Nag agrees that investors are looking for platform companies and gave a few ideas of what to look for when investing in the biotech industry:


  1. New technologies: One of R42’s most recent investments is with a company called Helix, whose aim is to get out one hundred drugs in the next five years. How is this possible? These two factors could allow them to do so:
    Looking at databases
    Drug repurposing (using existing drugs in different combinations)
  2. New tools: SQZ biotech is another company they are excited about. With so many treatments for diseases, it’s just as important to correctly deliver them to the precise location, which is exactly what SQZ focuses on.
  3. New devices: BioAmp Diagnostics, another R42 investment, is a company that is working to detect antibody resistance.

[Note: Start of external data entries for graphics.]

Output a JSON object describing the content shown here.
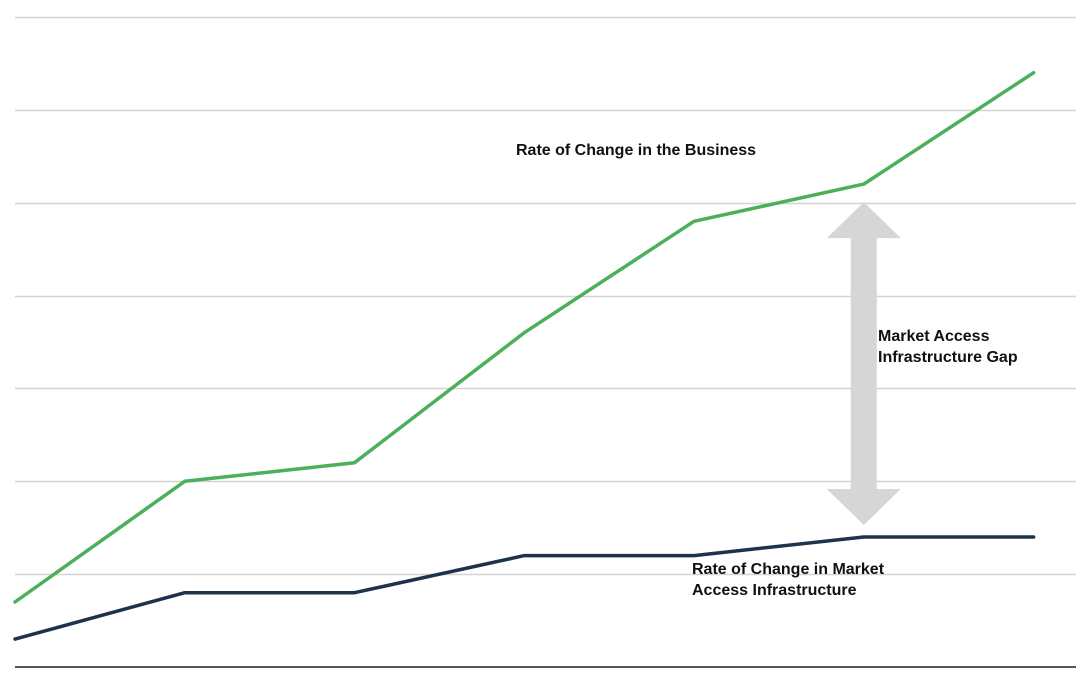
{
  "chart_data": {
    "type": "line",
    "title": "",
    "xlabel": "",
    "ylabel": "",
    "x": [
      0,
      1,
      2,
      3,
      4,
      5,
      6
    ],
    "xlim": [
      0,
      6.25
    ],
    "ylim": [
      0,
      7
    ],
    "grid": true,
    "series": [
      {
        "name": "Rate of Change in the Business",
        "values": [
          0.7,
          2.0,
          2.2,
          3.6,
          4.8,
          5.2,
          6.4
        ],
        "color": "#4caf5a"
      },
      {
        "name": "Rate of Change in Market Access Infrastructure",
        "values": [
          0.3,
          0.8,
          0.8,
          1.2,
          1.2,
          1.4,
          1.4
        ],
        "color": "#1c3349"
      }
    ],
    "annotations": [
      {
        "text": "Market Access Infrastructure Gap",
        "type": "double-arrow",
        "x": 5,
        "from_y": 1.4,
        "to_y": 5.2,
        "color": "#d6d6d6"
      }
    ]
  },
  "labels": {
    "business_line": [
      "Rate of Change in the Business"
    ],
    "infrastructure_line": [
      "Rate of Change in Market",
      "Access Infrastructure"
    ],
    "gap": [
      "Market Access",
      "Infrastructure Gap"
    ]
  },
  "colors": {
    "gridline": "#d3d3d3",
    "axis": "#555555",
    "label_text": "#111111"
  }
}
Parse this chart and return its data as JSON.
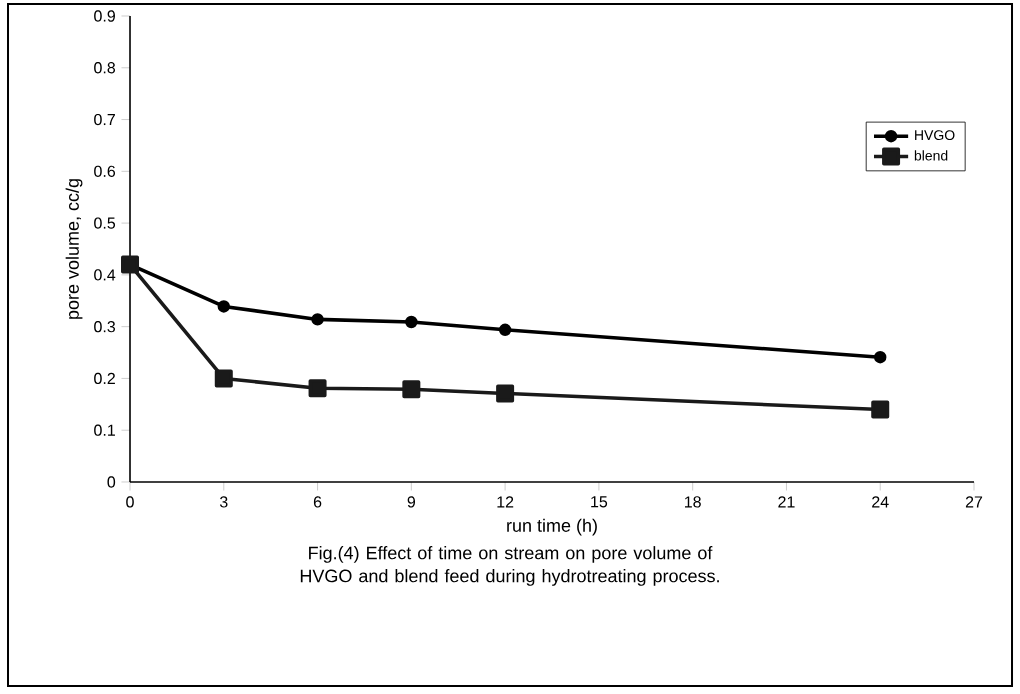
{
  "chart_data": {
    "type": "line",
    "title": "Fig.(4) Effect of time on stream on pore volume of HVGO and blend feed during hydrotreating process.",
    "xlabel": "run time (h)",
    "ylabel": "pore volume, cc/g",
    "x": [
      0,
      3,
      6,
      9,
      12,
      24
    ],
    "series": [
      {
        "name": "HVGO",
        "color": "#000000",
        "marker": "circle",
        "values": [
          0.42,
          0.339,
          0.314,
          0.309,
          0.294,
          0.241
        ]
      },
      {
        "name": "blend",
        "color": "#1a1a1a",
        "marker": "square",
        "values": [
          0.42,
          0.2,
          0.181,
          0.179,
          0.171,
          0.14
        ]
      }
    ],
    "xlim": [
      0,
      27
    ],
    "ylim": [
      0,
      0.9
    ],
    "xticks": [
      0,
      3,
      6,
      9,
      12,
      15,
      18,
      21,
      24,
      27
    ],
    "yticks": [
      0,
      0.1,
      0.2,
      0.3,
      0.4,
      0.5,
      0.6,
      0.7,
      0.8,
      0.9
    ],
    "grid": false,
    "legend": "right",
    "line_style": "solid"
  }
}
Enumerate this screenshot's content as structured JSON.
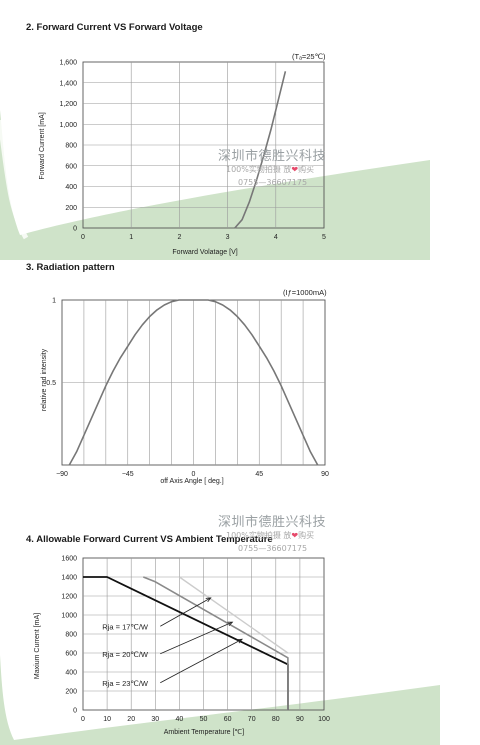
{
  "chart_data": [
    {
      "type": "line",
      "title": "2. Forward Current VS Forward Voltage",
      "condition": "(Tₐ=25℃)",
      "xlabel": "Forward  Volatage [V]",
      "ylabel": "Forward Current [mA]",
      "xlim": [
        0,
        5
      ],
      "ylim": [
        0,
        1600
      ],
      "xticks": [
        "0",
        "1",
        "2",
        "3",
        "4",
        "5"
      ],
      "yticks": [
        "0",
        "200",
        "400",
        "600",
        "800",
        "1,000",
        "1,200",
        "1,400",
        "1,600"
      ],
      "grid": true,
      "series": [
        {
          "color": "#777777",
          "x": [
            3.15,
            3.3,
            3.45,
            3.6,
            3.75,
            3.9,
            4.05,
            4.2
          ],
          "y": [
            0,
            80,
            250,
            460,
            700,
            950,
            1230,
            1510
          ]
        }
      ]
    },
    {
      "type": "line",
      "title": "3. Radiation pattern",
      "condition": "(Iƒ=1000mA)",
      "xlabel": "off Axis Angle [ deg.]",
      "ylabel": "relative rad intensity",
      "xlim": [
        -90,
        90
      ],
      "ylim": [
        0,
        1
      ],
      "xticks": [
        "−90",
        "−45",
        "0",
        "45",
        "90"
      ],
      "yticks": [
        "0.5",
        "1"
      ],
      "grid": true,
      "series": [
        {
          "color": "#777777",
          "x": [
            -85,
            -80,
            -75,
            -70,
            -65,
            -60,
            -55,
            -50,
            -45,
            -40,
            -35,
            -30,
            -25,
            -20,
            -15,
            -10,
            -5,
            0,
            5,
            10,
            15,
            20,
            25,
            30,
            35,
            40,
            45,
            50,
            55,
            60,
            65,
            70,
            75,
            80,
            85
          ],
          "y": [
            0.0,
            0.08,
            0.18,
            0.28,
            0.38,
            0.48,
            0.57,
            0.65,
            0.72,
            0.79,
            0.85,
            0.9,
            0.94,
            0.97,
            0.99,
            1.0,
            1.0,
            1.0,
            1.0,
            1.0,
            0.99,
            0.97,
            0.94,
            0.9,
            0.85,
            0.79,
            0.72,
            0.65,
            0.57,
            0.48,
            0.38,
            0.28,
            0.18,
            0.08,
            0.0
          ]
        }
      ]
    },
    {
      "type": "line",
      "title": "4. Allowable Forward Current  VS  Ambient Temperature",
      "xlabel": "Ambient Temperature [℃]",
      "ylabel": "Maxium Current [mA]",
      "xlim": [
        0,
        100
      ],
      "ylim": [
        0,
        1600
      ],
      "xticks": [
        "0",
        "10",
        "20",
        "30",
        "40",
        "50",
        "60",
        "70",
        "80",
        "90",
        "100"
      ],
      "yticks": [
        "0",
        "200",
        "400",
        "600",
        "800",
        "1000",
        "1200",
        "1400",
        "1600"
      ],
      "grid": true,
      "series": [
        {
          "name": "Rja = 23℃/W",
          "color": "#111111",
          "width": 1.8,
          "x": [
            0,
            10,
            85,
            85
          ],
          "y": [
            1400,
            1400,
            480,
            0
          ]
        },
        {
          "name": "Rja = 20℃/W",
          "color": "#8a8a8a",
          "width": 1.6,
          "x": [
            25,
            30,
            85,
            85
          ],
          "y": [
            1400,
            1350,
            550,
            0
          ]
        },
        {
          "name": "Rja = 17℃/W",
          "color": "#cccccc",
          "width": 1.4,
          "x": [
            40,
            85
          ],
          "y": [
            1400,
            600
          ]
        }
      ],
      "annotations": [
        {
          "text": "Rja = 17℃/W",
          "label_x": 8,
          "label_y": 850,
          "arrow_to": [
            53,
            1180
          ]
        },
        {
          "text": "Rja = 20℃/W",
          "label_x": 8,
          "label_y": 560,
          "arrow_to": [
            62,
            925
          ]
        },
        {
          "text": "Rja = 23℃/W",
          "label_x": 8,
          "label_y": 255,
          "arrow_to": [
            66,
            745
          ]
        }
      ]
    }
  ],
  "watermarks": [
    {
      "company": "深圳市德胜兴科技",
      "line1_before": "100%实物拍摄  放",
      "heart": "❤",
      "line1_after": "购买",
      "phone": "0755—36607175"
    },
    {
      "company": "深圳市德胜兴科技",
      "line1_before": "100%实物拍摄  放",
      "heart": "❤",
      "line1_after": "购买",
      "phone": "0755—36607175"
    }
  ],
  "colors": {
    "swoosh": "#cfe3c9",
    "grid": "#9a9a9a",
    "heart": "#e64a6b"
  }
}
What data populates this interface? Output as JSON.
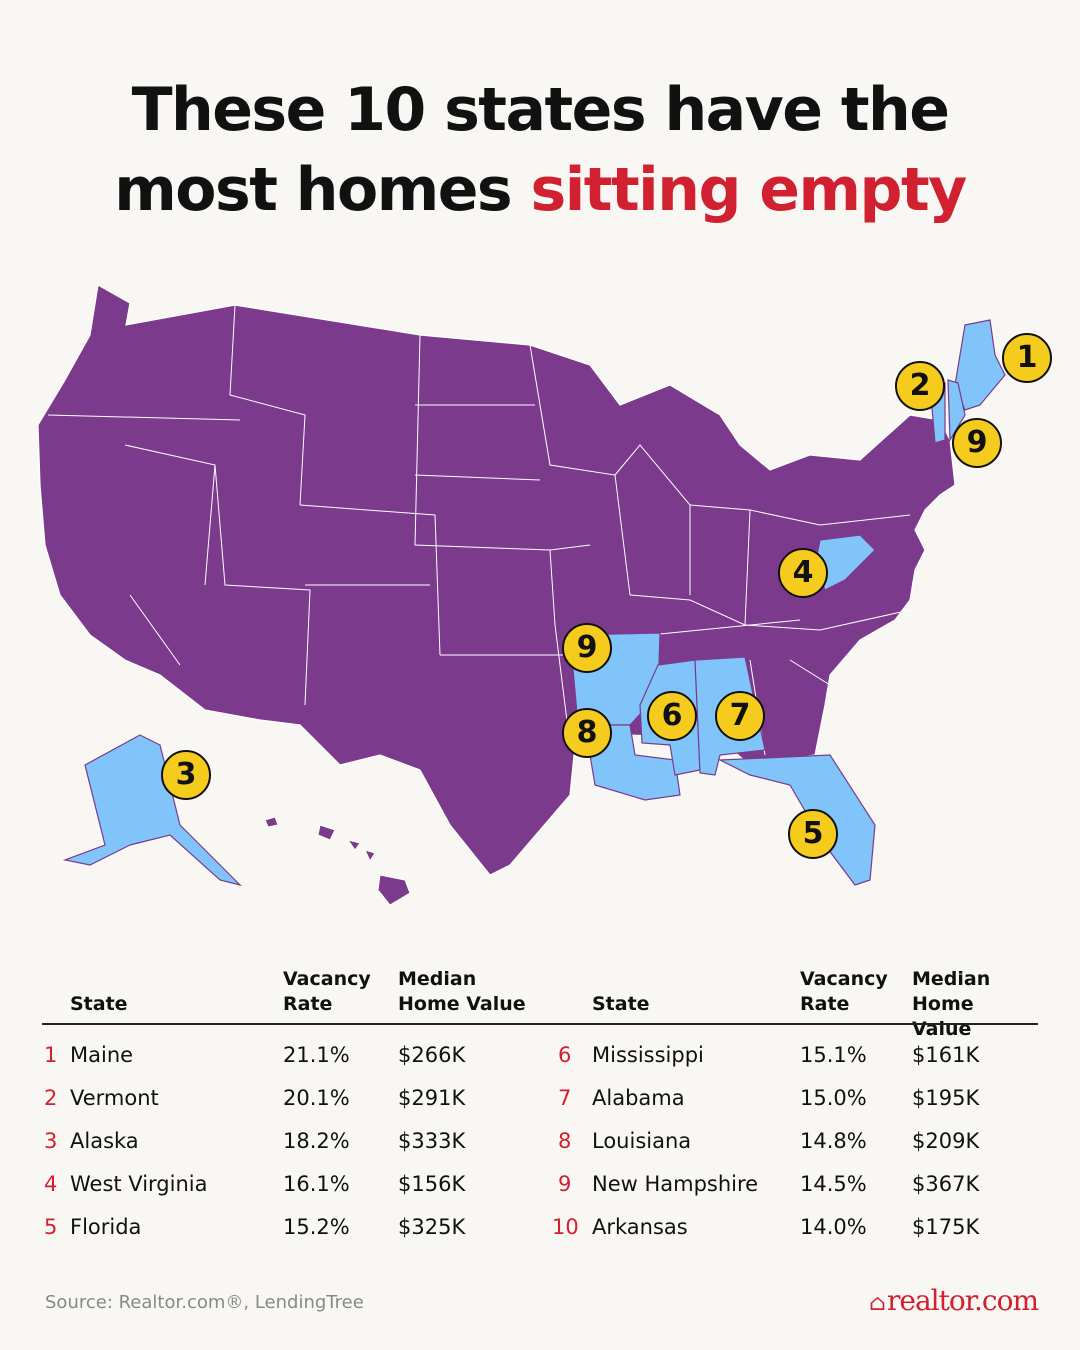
{
  "title": {
    "line1": "These 10 states have the",
    "line2_prefix": "most homes",
    "line2_accent": "sitting empty"
  },
  "colors": {
    "accent": "#d1202f",
    "state_default": "#7b3a8c",
    "state_highlight": "#80c4fa",
    "badge": "#f5cc1e"
  },
  "map_badges": [
    "1",
    "2",
    "9",
    "4",
    "9",
    "8",
    "6",
    "7",
    "3",
    "5"
  ],
  "table": {
    "headers": {
      "state": "State",
      "vacancy": [
        "Vacancy",
        "Rate"
      ],
      "median": [
        "Median",
        "Home Value"
      ]
    },
    "rows": [
      {
        "rank": "1",
        "state": "Maine",
        "vacancy": "21.1%",
        "median": "$266K"
      },
      {
        "rank": "2",
        "state": "Vermont",
        "vacancy": "20.1%",
        "median": "$291K"
      },
      {
        "rank": "3",
        "state": "Alaska",
        "vacancy": "18.2%",
        "median": "$333K"
      },
      {
        "rank": "4",
        "state": "West Virginia",
        "vacancy": "16.1%",
        "median": "$156K"
      },
      {
        "rank": "5",
        "state": "Florida",
        "vacancy": "15.2%",
        "median": "$325K"
      },
      {
        "rank": "6",
        "state": "Mississippi",
        "vacancy": "15.1%",
        "median": "$161K"
      },
      {
        "rank": "7",
        "state": "Alabama",
        "vacancy": "15.0%",
        "median": "$195K"
      },
      {
        "rank": "8",
        "state": "Louisiana",
        "vacancy": "14.8%",
        "median": "$209K"
      },
      {
        "rank": "9",
        "state": "New Hampshire",
        "vacancy": "14.5%",
        "median": "$367K"
      },
      {
        "rank": "10",
        "state": "Arkansas",
        "vacancy": "14.0%",
        "median": "$175K"
      }
    ]
  },
  "source": "Source: Realtor.com®, LendingTree",
  "logo": "realtor.com"
}
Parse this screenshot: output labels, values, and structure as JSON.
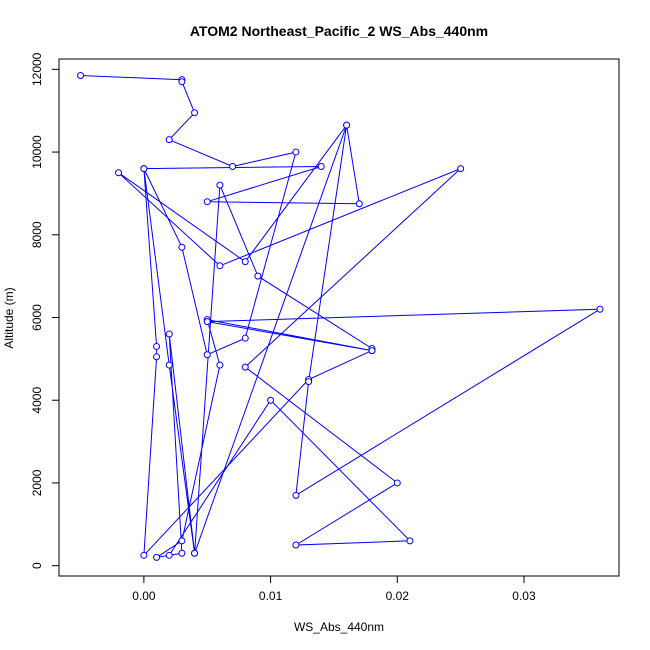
{
  "chart_data": {
    "type": "line",
    "title": "ATOM2 Northeast_Pacific_2 WS_Abs_440nm",
    "xlabel": "WS_Abs_440nm",
    "ylabel": "Altitude (m)",
    "xlim": [
      -0.0067,
      0.0375
    ],
    "ylim": [
      -250,
      12250
    ],
    "x_ticks": [
      0.0,
      0.01,
      0.02,
      0.03
    ],
    "x_tick_labels": [
      "0.00",
      "0.01",
      "0.02",
      "0.03"
    ],
    "y_ticks": [
      0,
      2000,
      4000,
      6000,
      8000,
      10000,
      12000
    ],
    "y_tick_labels": [
      "0",
      "2000",
      "4000",
      "6000",
      "8000",
      "10000",
      "12000"
    ],
    "grid": false,
    "series_color": "#0000ff",
    "markers": "open-circle",
    "series": [
      {
        "x": [
          -0.005,
          0.003,
          0.003,
          0.004,
          0.002,
          0.007,
          0.012,
          0.008,
          0.005,
          0.003,
          0.0,
          0.001,
          0.001,
          0.0,
          0.013,
          0.018,
          0.018,
          0.009,
          0.006,
          0.004,
          0.002,
          0.003,
          0.001,
          0.003,
          0.006,
          0.005,
          0.018,
          0.005,
          0.036,
          0.012,
          0.013,
          0.016,
          0.017,
          0.005,
          0.014,
          0.0,
          0.002,
          0.004,
          0.016,
          0.008,
          -0.002,
          0.006,
          0.025,
          0.008,
          0.02,
          0.012,
          0.021,
          0.01,
          0.002
        ],
        "y": [
          11850,
          11750,
          11700,
          10950,
          10300,
          9650,
          10000,
          5500,
          5100,
          7700,
          9600,
          5300,
          5050,
          250,
          4500,
          5200,
          5250,
          7000,
          9200,
          300,
          5600,
          300,
          200,
          600,
          4850,
          5950,
          5200,
          5900,
          6200,
          1700,
          4450,
          10650,
          8750,
          8800,
          9650,
          9600,
          4850,
          300,
          10650,
          7350,
          9500,
          7250,
          9600,
          4800,
          2000,
          500,
          600,
          4000,
          250
        ]
      }
    ]
  }
}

Is this just the beginning?

The rapid development of the COVID-19 vaccine has been revolutionary in the biotech industry, and has sparked interest among many individuals who see the value of investing in innovation. The biotech industry has brought a wealth of opportunity amidst a distressed market. With new technologies and innovations coalescing, this may just be a glimpse of what’s to come in the future for the industry.